Wer traut sich gegen Tabaré?
Für die Colorados wird nicht wie erwartet der ehemalige Präsident Julio María Sanguinetti (1985-1990 und 1995-2000) antreten. Ende vergangenen Jahres hatte er sich vor einem Referendum über die Zukunft des staatlichen Brennstoffunternehmens ANCAP für dessen Privatisierung stark gemacht, die mit großer Mehrheit abgelehnt wurde. Der Ausgang des Referendums wurde nicht nur als richtungsweisender Triumph der FA, die als einzige der großen Parteien gegen eine Privatisierung war, sondern auch als persönliche Niederlage Sanguinettis gewertet. Die Parteistrategen haben wohl registriert, dass sein polemisierender antikommunistischer Diskurs, der in altbewährter Manier das Schreckgespenst eines drohenden totalitären Regimes bei einer Machtübernahme der FA bedient, nicht mehr der Stimmung in der Bevölkerung entspricht. Aus diesen Gründen wird der Kandidat der Colorados aller Voraussicht nach der jetzige Innenminister Guillermo Stirling sein. Der ist weitaus gemäßigter und integrativer als der Ex-Präsident. Bis jetzt hat kein weiterer Colorado-Politiker Ansprüche angemeldet, die undankbare Aufgabe zu übernehmen.

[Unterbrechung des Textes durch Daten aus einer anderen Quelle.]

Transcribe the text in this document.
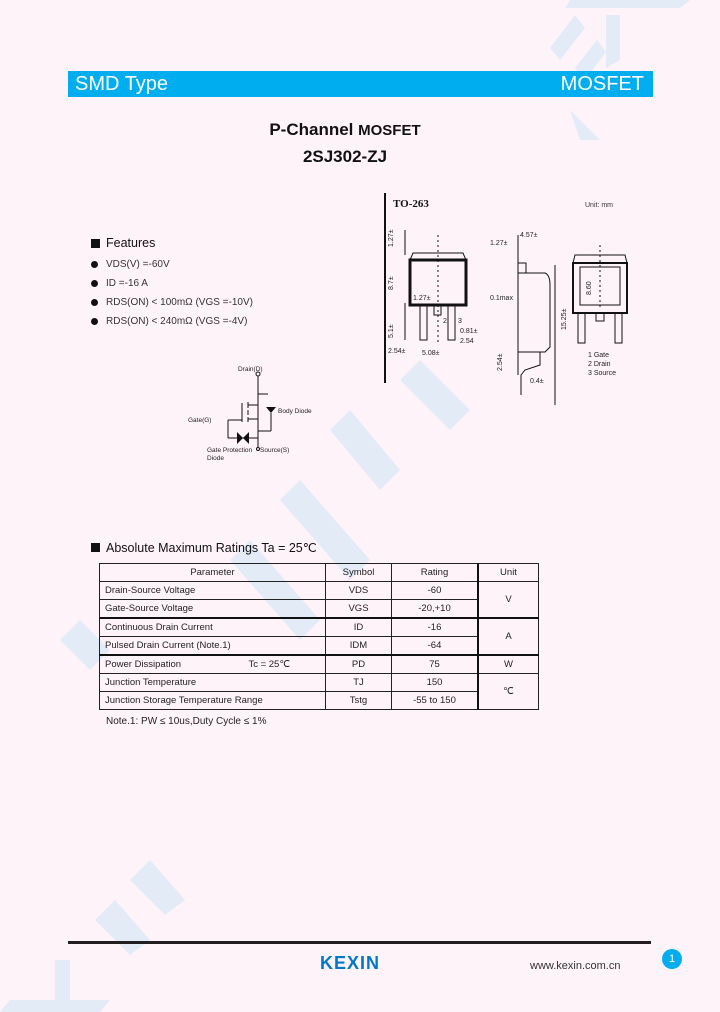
SMD Type	MOSFET
P-Channel MOSFET
2SJ302-ZJ
Features
VDS(V) =-60V
ID =-16 A
RDS(ON) < 100mΩ (VGS =-10V)
RDS(ON) < 240mΩ (VGS =-4V)
TO-263	Unit: mm
1.27±
8.7±
1.27±
5.1±
2 3
0.81±
2.54
2.54± 5.08±
1.27±
4.57±
0.1max
15.25±
2.54±
0.4±
8.60
1 Gate
2 Drain
3 Source
Drain(D)
Body Diode
Gate(G)
Gate Protection
Diode
Source(S)
Absolute Maximum Ratings Ta = 25℃
Parameter	Symbol	Rating	Unit
Drain-Source Voltage	VDS	-60	V
Gate-Source Voltage	VGS	-20,+10	
Continuous Drain Current	ID	-16	A
Pulsed Drain Current (Note.1)	IDM	-64	
Power Dissipation Tc = 25℃	PD	75	W
Junction Temperature	TJ	150	℃
Junction Storage Temperature Range	Tstg	-55 to 150	
Note.1: PW ≤ 10us,Duty Cycle ≤ 1%
KEXIN	www.kexin.com.cn
1
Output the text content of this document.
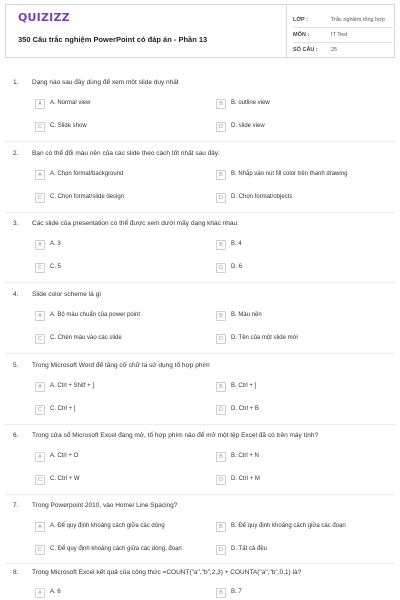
QUIZIZZ
350 Câu trắc nghiệm PowerPoint có đáp án - Phần 13
LỚP :	Trắc nghiệm tổng hợp
MÔN :	IT Test
SỐ CÂU : 25
1. Dạng nào sau đây dùng để xem một slide duy nhất
A	A. Normal view	B	B. outline view
C	C. Slide show	D	D. slide view
2. Bạn có thể đổi màu nền của các slide theo cách tốt nhất sau đây:
A	A. Chọn format/background	B	B. Nhắp vào nút fill color trên thanh drawing
C	C. Chọn format/slide design	D	D. Chọn format/objects
3. Các slide của presentation có thể được xem dưới mấy dạng khác nhau:
A	A. 3	B	B. 4
C	C. 5	D	D. 6
4. Slide color scheme là gì
A	A. Bộ màu chuẩn của power point	B	B. Màu nền
C	C. Chèn màu vào các slide	D	D. Tên của một slide mới
5. Trong Microsoft Word để tăng cỡ chữ ta sử dụng tổ hợp phím
A	A. Ctrl + Shitf + ]	B	B. Ctrl + ]
C	C. Ctrl + [	D	D. Ctrl + B
6. Trong cửa sổ Microsoft Excel đang mở, tổ hợp phím nào để mở một tệp Excel đã có trên máy tính?
A	A. Ctrl + O	B	B. Ctrl + N
C	C. Ctrl + W	D	D. Ctrl + M
7. Trong Powerpoint 2010, vào Home/ Line Spacing?
A	A. Để quy định khoảng cách giữa các dòng	B	B. Để quy định khoảng cách giữa các đoạn
C	C. Để quy định khoảng cách giữa các dòng, đoạn	D	D. Tất cả đều
8. Trong Microsoft Excel kết quả của công thức =COUNT("a","b",2,3) + COUNTA("a","b",0,1) là?
A	A. 6	B	B. 7
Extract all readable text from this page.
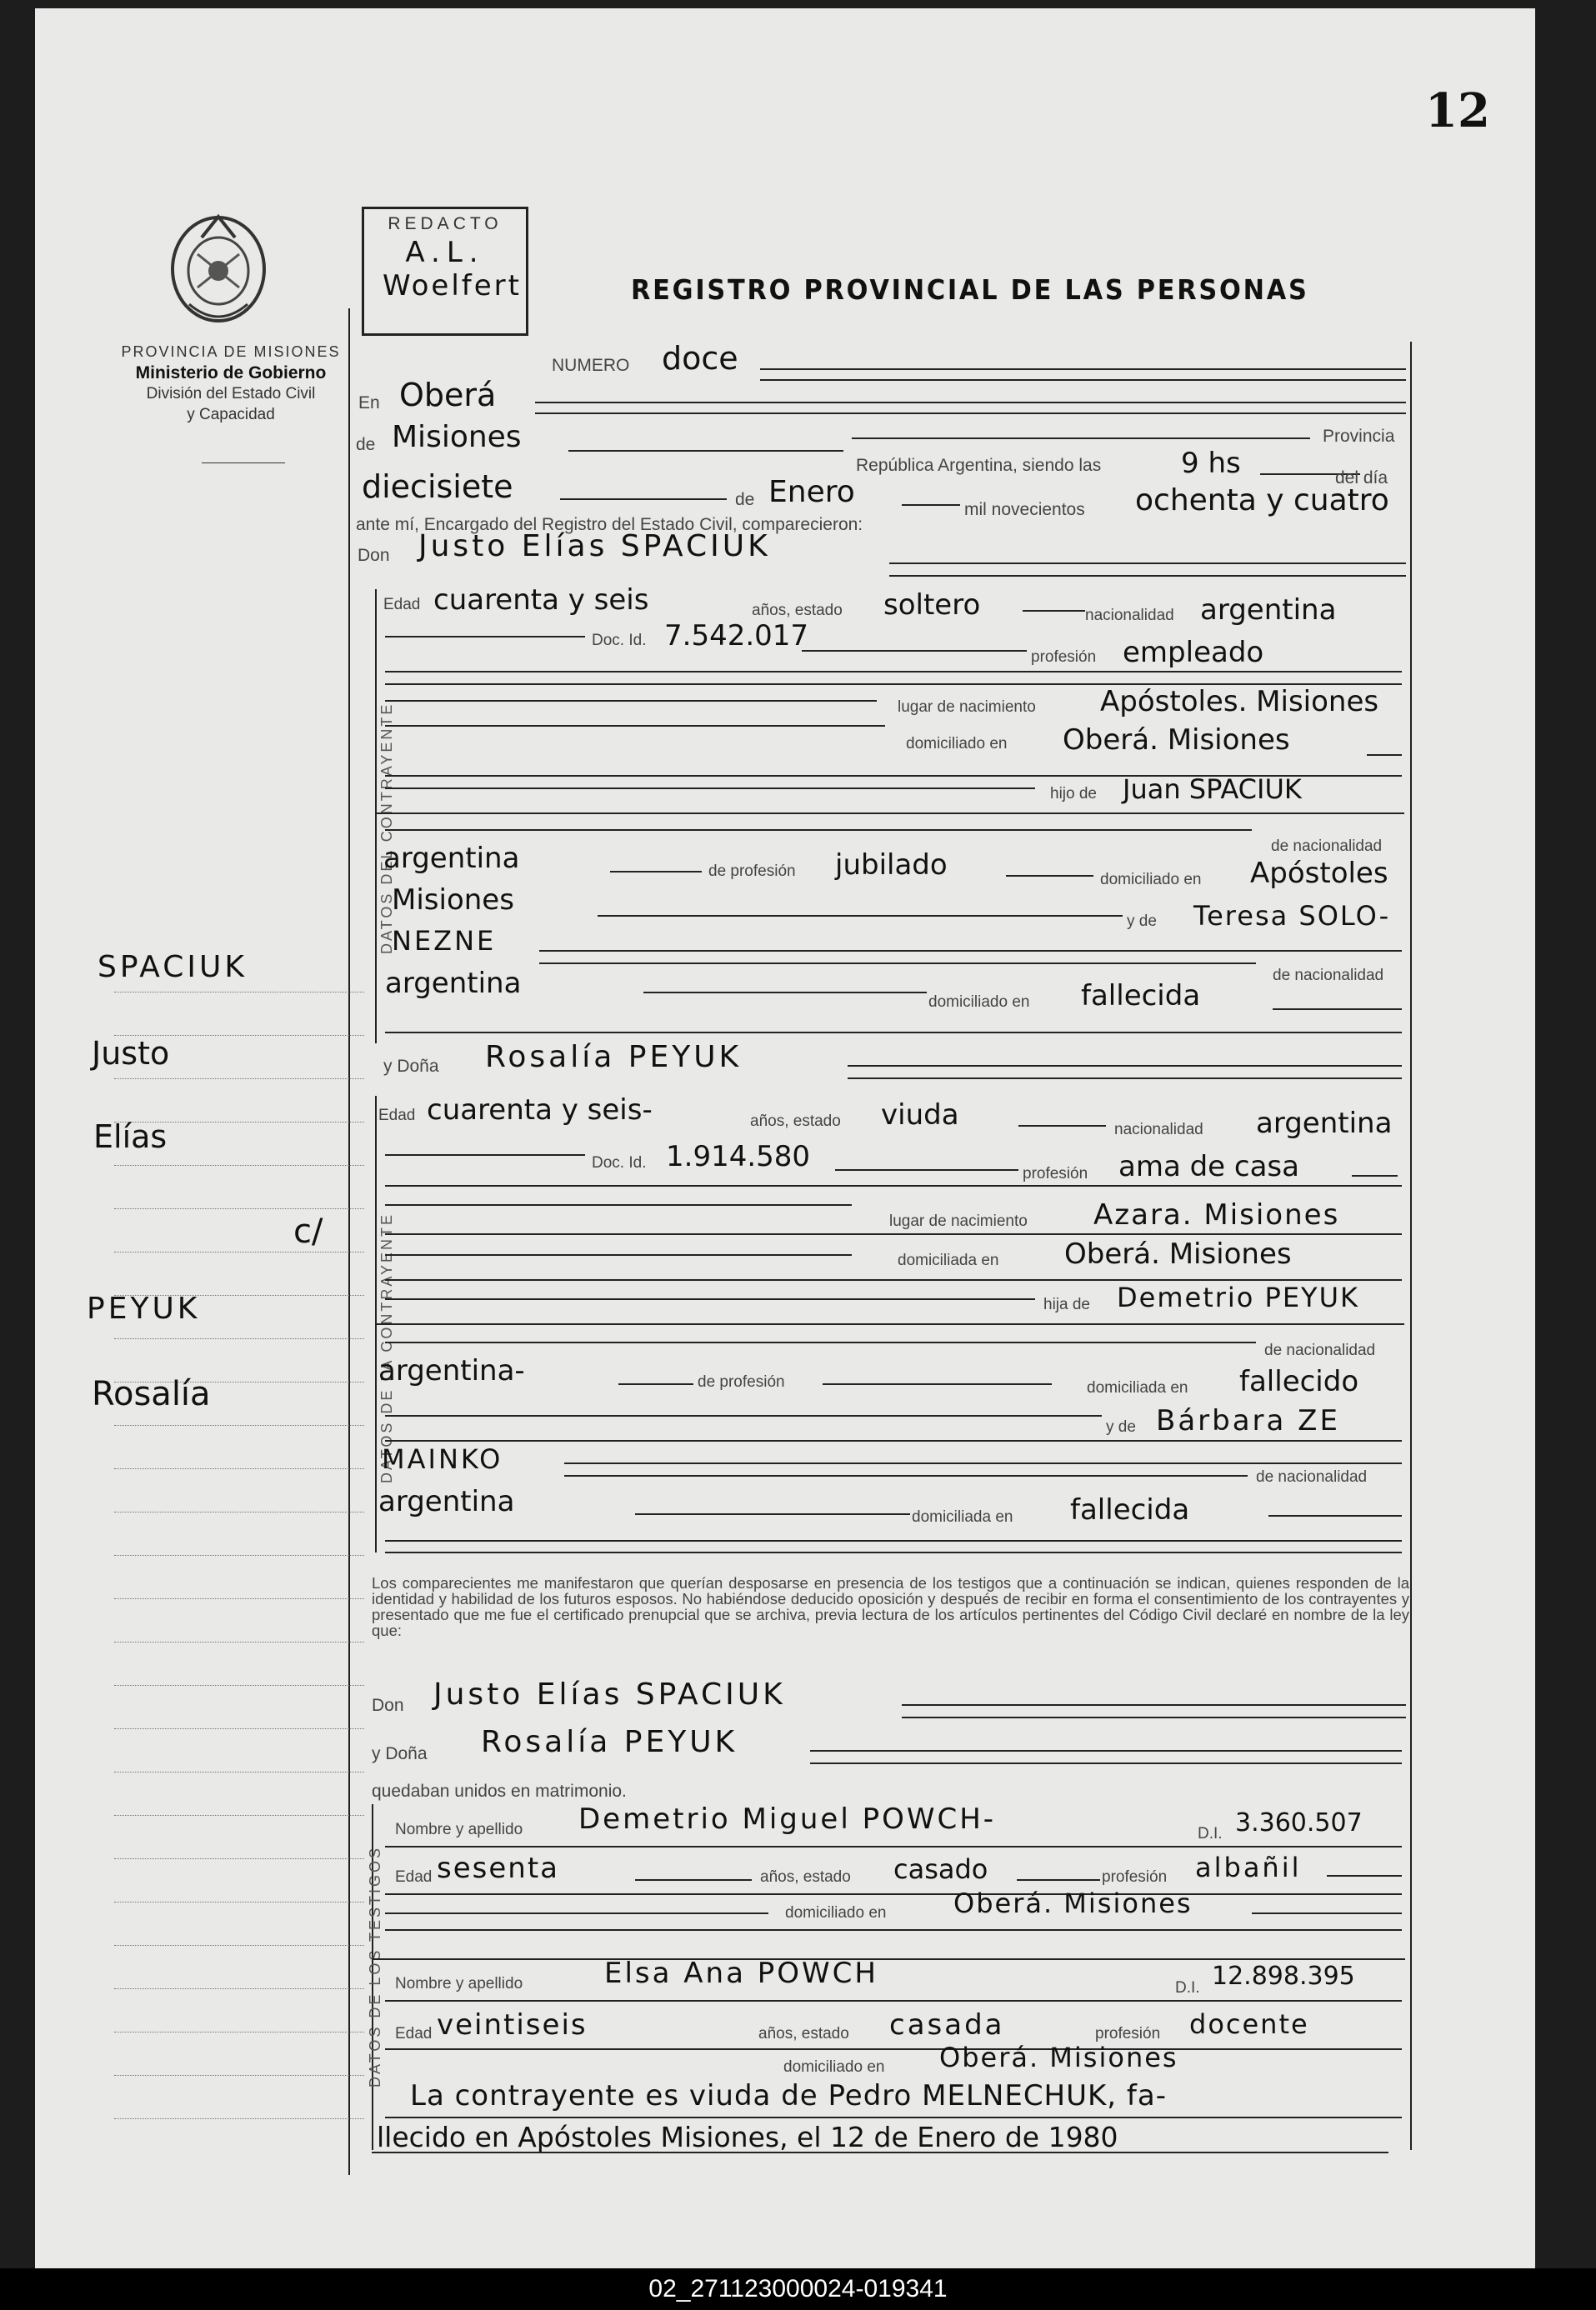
12
PROVINCIA DE MISIONES
Ministerio de Gobierno
División del Estado Civil
y Capacidad
REDACTO
A.L.
Woelfert	REGISTRO PROVINCIAL DE LAS PERSONAS
NUMERO doce
En Oberá
de Misiones	Provincia
República Argentina, siendo las	9 hs	del día
diecisiete	de Enero
mil novecientos ochenta y cuatro
ante mí, Encargado del Registro del Estado Civil, comparecieron:
Don Justo Elías SPACIUK
DATOS DEL CONTRAYENTE
Edad cuarenta y seis	años, estado soltero	nacionalidad argentina
Doc. Id. 7.542.017
profesión empleado
lugar de nacimiento Apóstoles. Misiones
domiciliado en Oberá. Misiones
hijo de Juan SPACIUK
de nacionalidad
argentina	de profesión jubilado	domiciliado en Apóstoles
Misiones
y de Teresa SOLO-
NEZNE
de nacionalidad
argentina
domiciliado en fallecida
y Doña Rosalía PEYUK
DATOS DE LA CONTRAYENTE
Edad cuarenta y seis-	años, estado viuda	nacionalidad argentina
Doc. Id. 1.914.580
profesión ama de casa
lugar de nacimiento Azara. Misiones
domiciliada en Oberá. Misiones
hija de Demetrio PEYUK
de nacionalidad
argentina-	de profesión	domiciliada en fallecido
y de Bárbara ZE
MAINKO
de nacionalidad
argentina	domiciliada en fallecida
Los comparecientes me manifestaron que querían desposarse en presencia de los testigos que a continuación se indican, quienes responden de la identidad y habilidad de los futuros esposos. No habiéndose deducido oposición y después de recibir en forma el consentimiento de los contrayentes y presentado que me fue el certificado prenupcial que se archiva, previa lectura de los artículos pertinentes del Código Civil declaré en nombre de la ley que:
Don Justo Elías SPACIUK
y Doña Rosalía PEYUK
quedaban unidos en matrimonio.
DATOS DE LOS TESTIGOS
Nombre y apellido Demetrio Miguel POWCH-	D.I. 3.360.507
Edad sesenta	años, estado casado	profesión albañil
domiciliado en	Oberá. Misiones
Nombre y apellido	Elsa Ana POWCH	D.I. 12.898.395
Edad veintiseis	años, estado casada	profesión docente
domiciliado en Oberá. Misiones
La contrayente es viuda de Pedro MELNECHUK, fa-
llecido en Apóstoles Misiones, el 12 de Enero de 1980
SPACIUK
Justo
Elías
c/
PEYUK
Rosalía
02_271123000024-019341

Bei den Blancos ist das Rennen noch nicht entschieden. Auch in dieser Partei könnte es zu einer Überraschung kommen. Das Vorhaben des Partei-Patriarchen Luis Alberto Lacalle, der zwischen 1990 und 1995 Präsident war, erneut für seine Partei zu kandidieren, ist in Gefahr. Der jüngere, vorteilhafterweise an keiner vorherigen Regierung beteiligte Senator Jorge Larrañaga wird von einem großen Teil der Parteiprominenz unterstützt und hat gute Chancen, die internas für sich zu entscheiden. Larrañaga produziert sich als Erneuerer und pflegt eine oppositionelle Rhetorik, die die Mitverantwortung der Blancos für die gegenwärtige Krise vergessen machen soll. In Bezug auf die Sozialpolitik und die Stärkung der nationalen Produktion ähneln seine Positionen teilweise denen der Linken.
Sollten sich also nach den Colorados auch die Blancos an Stelle eines ehemaligen Präsidenten für einen Kandidaten der Mitte entscheiden, so wird der FA ihre Wahlkampfstrategie ändern müssen, die darauf ausgerichtet war, Tabaré Vázquez als linken Hoffnungsträger zwei verbrauchten Figuren der uruguayischen Rechten gegenüberzustellen. Der Sieg von Tabaré ist jedoch selbst unter diesen Bedingungen nicht wirklich in Gefahr.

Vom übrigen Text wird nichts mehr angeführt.